For each clustered Virtual Machine , a cluster “Virtual Machine” resource is created that controls the VM. The cluster resource that is created and its resource DLL communicates with the VMMS (Virtual Machine Management Service) service which tells the VM when to start, stop and it’s also checking the virtual machine state. All these resources run in a failover cluster component which is called Resource Hosting Subsystem(RHS).
RHS is responsible for making sure that cluster resources are working properly by making constantly health checks. There are two types of health checks that RHS is doing: LooksAlive which happens every 5 seconds and it’s a quick light check, and if this one fails there is the second check IsAlive that happens every 60 seconds. If the IsAlive check fails, then the resource is considered failed.

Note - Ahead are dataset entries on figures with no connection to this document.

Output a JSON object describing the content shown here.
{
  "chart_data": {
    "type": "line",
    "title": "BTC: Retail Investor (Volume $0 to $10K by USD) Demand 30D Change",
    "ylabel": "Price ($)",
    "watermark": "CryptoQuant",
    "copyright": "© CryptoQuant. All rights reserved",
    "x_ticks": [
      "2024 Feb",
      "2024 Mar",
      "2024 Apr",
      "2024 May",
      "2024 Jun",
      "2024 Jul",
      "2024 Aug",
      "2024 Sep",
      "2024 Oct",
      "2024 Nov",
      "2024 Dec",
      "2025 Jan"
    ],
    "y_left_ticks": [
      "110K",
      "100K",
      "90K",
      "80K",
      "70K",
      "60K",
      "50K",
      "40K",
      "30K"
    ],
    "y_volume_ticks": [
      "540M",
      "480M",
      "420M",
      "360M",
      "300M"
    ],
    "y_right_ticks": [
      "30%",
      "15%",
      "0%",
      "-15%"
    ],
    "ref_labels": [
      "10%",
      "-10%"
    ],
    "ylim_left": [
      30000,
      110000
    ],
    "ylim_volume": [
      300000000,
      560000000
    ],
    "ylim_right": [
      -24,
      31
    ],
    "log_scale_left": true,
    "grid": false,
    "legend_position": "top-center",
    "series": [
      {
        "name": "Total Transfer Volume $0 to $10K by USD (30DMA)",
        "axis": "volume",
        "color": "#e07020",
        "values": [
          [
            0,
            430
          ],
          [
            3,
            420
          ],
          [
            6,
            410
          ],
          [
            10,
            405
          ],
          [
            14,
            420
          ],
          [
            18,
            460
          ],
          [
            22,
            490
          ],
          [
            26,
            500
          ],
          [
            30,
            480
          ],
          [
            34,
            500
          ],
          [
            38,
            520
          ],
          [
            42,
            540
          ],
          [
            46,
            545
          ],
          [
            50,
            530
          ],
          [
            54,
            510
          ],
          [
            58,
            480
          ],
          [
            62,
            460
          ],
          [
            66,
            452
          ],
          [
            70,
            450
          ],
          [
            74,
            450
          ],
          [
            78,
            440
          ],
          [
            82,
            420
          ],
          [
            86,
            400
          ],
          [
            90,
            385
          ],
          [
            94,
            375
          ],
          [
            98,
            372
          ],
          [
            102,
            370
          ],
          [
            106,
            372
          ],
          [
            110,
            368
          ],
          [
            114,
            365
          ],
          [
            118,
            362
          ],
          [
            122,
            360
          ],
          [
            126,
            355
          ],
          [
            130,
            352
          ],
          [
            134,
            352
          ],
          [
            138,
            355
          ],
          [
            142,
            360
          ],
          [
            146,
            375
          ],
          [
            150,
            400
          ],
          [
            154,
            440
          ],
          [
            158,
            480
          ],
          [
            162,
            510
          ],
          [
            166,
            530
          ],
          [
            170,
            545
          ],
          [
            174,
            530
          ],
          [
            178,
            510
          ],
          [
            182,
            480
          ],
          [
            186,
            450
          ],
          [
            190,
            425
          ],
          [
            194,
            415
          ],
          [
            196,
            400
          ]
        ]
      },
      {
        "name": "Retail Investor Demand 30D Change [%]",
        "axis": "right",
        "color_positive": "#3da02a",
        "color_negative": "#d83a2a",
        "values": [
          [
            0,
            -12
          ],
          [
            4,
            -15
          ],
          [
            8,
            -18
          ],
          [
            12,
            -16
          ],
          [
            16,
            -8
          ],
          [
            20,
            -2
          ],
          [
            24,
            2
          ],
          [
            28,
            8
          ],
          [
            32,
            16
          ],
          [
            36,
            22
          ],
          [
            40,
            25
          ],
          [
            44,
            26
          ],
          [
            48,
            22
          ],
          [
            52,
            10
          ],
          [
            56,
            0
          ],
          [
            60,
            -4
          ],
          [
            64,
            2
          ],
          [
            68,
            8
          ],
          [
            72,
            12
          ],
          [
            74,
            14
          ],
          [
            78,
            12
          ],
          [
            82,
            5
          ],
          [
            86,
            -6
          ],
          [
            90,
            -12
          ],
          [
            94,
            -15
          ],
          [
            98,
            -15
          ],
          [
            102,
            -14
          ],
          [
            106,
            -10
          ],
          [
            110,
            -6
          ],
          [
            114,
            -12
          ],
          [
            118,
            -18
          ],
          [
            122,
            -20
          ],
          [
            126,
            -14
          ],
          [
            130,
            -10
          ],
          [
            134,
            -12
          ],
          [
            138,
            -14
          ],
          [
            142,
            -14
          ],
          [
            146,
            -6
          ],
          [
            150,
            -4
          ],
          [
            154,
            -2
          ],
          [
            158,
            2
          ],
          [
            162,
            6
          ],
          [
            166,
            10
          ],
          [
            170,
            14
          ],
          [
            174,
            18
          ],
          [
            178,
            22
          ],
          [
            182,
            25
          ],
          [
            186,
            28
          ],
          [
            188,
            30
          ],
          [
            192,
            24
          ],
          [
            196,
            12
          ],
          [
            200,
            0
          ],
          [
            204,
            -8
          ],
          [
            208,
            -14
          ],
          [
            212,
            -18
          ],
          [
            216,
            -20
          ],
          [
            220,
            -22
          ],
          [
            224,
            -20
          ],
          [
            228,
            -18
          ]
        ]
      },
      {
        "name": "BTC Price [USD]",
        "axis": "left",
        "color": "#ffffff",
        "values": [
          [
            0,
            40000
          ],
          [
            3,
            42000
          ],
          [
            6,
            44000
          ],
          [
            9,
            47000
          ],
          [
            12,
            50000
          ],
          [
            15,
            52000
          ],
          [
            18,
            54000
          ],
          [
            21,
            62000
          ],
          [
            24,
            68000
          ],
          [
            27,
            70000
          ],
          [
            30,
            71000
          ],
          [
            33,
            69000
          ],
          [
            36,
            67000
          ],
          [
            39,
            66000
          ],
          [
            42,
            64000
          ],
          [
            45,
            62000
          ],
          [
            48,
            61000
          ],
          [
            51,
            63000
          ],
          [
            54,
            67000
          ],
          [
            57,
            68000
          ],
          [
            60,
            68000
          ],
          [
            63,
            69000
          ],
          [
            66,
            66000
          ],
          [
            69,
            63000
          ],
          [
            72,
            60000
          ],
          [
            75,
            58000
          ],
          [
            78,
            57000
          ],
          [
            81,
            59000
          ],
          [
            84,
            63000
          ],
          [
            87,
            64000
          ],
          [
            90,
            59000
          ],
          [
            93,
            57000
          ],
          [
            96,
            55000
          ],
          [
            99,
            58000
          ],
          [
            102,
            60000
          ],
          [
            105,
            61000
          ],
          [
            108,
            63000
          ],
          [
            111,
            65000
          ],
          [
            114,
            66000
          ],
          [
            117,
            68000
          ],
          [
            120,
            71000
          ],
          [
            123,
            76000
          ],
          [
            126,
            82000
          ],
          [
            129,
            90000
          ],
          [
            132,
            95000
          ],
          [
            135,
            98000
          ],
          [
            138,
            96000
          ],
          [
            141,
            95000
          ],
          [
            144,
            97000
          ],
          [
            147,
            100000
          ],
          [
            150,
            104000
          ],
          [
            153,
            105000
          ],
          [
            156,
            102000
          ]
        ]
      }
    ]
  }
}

RHS waits 5 minutes for a resource to answer, value that is configured with DeadlockTimeOut property, and if the resource is not answering RHS needs to take a recovery action to get it back up and running. The resource will be up and running again after the RHS process is terminated, and restarted which will determin the resource to restart also. The Event IDs related to these actions are 1230 “Cluster resource ‘Resource Name’ (resource type ‘Resource Type Name’, DLL ‘DLL Name’) did not respond to a request in a timely fashion. Cluster health detection will attempt to automatically recover by terminating the Resource Hosting Subsystem (RHS) process running this resource.” and 1146 “The cluster Resource Hosting Subsystem (RHS) stopped unexpectedly. An attempt will be made to restart it. This is usually associated with recovery of a crashed or deadlocked resource. “.
Elden Christensen has a great and more detailed blog post on how failover clustering recovers from unresponsive resource.